Interruptions are a part of the job

While on vacation last week I spent some time thinking about how I use my time.  It seems that my schedule is packed pretty much every week and I need to be a good manager of my time.  I still use an old fashioned day planner (glad Staples hasn't stopped carrying these things) and on Monday evening or Tuesday morning I plug my meetings, tasks and projects into the schedule.

Additionally, I've been reading a couple of time management books a friend gave me.  There isn't much there that I haven't already read or tried to practice at one time or another.  What I found particularly helpful was the encouragement to determine your peak times for work, those time segments during the day when you can be your most effective.

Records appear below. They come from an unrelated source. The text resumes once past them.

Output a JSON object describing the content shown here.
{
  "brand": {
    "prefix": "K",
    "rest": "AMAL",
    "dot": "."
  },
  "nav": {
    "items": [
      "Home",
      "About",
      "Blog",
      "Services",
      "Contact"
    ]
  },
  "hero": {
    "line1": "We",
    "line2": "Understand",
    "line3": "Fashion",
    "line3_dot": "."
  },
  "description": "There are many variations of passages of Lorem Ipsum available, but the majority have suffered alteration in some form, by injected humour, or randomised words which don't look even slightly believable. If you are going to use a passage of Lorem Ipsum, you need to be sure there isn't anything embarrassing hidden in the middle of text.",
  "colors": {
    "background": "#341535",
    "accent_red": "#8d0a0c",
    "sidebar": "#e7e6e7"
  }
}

For me, it's the morning hours leading up to lunch time.  I feel fresh and most creative when I arrive at the office.  Then, for some reason, I get a second wind sometime between 4-5 pm - when most people are getting ready to leave for home.

With this insight I planned this week to keep the mornings to myself for sermon and Bible study preparation and for working on a few projects I'm responsible for.  After lunch I planned to schedule meetings and take care of the administrative things that are usually fairly easy to manage.

During my sermon preparation time between 9 and noon yesterday I was interrupted three times by people who had to talk with me.  Some folks came by at noon just as I was ready to eat lunch.  Trying to play catch up in the afternoon was difficult because of more folks "just stopping by" or calling on the phone.

I sat at my desk thinking, "I could get some work done if it weren't for all these interruptions!"

But then I took a few minutes to think about all of these interruptions.  In nearly every case these interruptions were actually people who needed their pastor.  Needed my counsel.  Needed my advice.  Needed me to listen as they spoke about their troubles.  Needed someone to pray with them.

A pastor friend once said to me, "George, ministry is a people business."  And he was right.  Ministry is all about people.  Isn't that where we find Jesus? He didn't work out of an office.  He spent His time connecting with people.  Hearing their requests.  Responding to their pleas.  Offering a healing touch.  Giving a Word of hope.

Those few moments of introspection put everything into perspective.  Yes, plan your work and then work your plan.  Use your time wisely and try to get the most you can out of each day.  But don't be surprised by the interruptions.  They're a part of the job.  Maybe the most important part.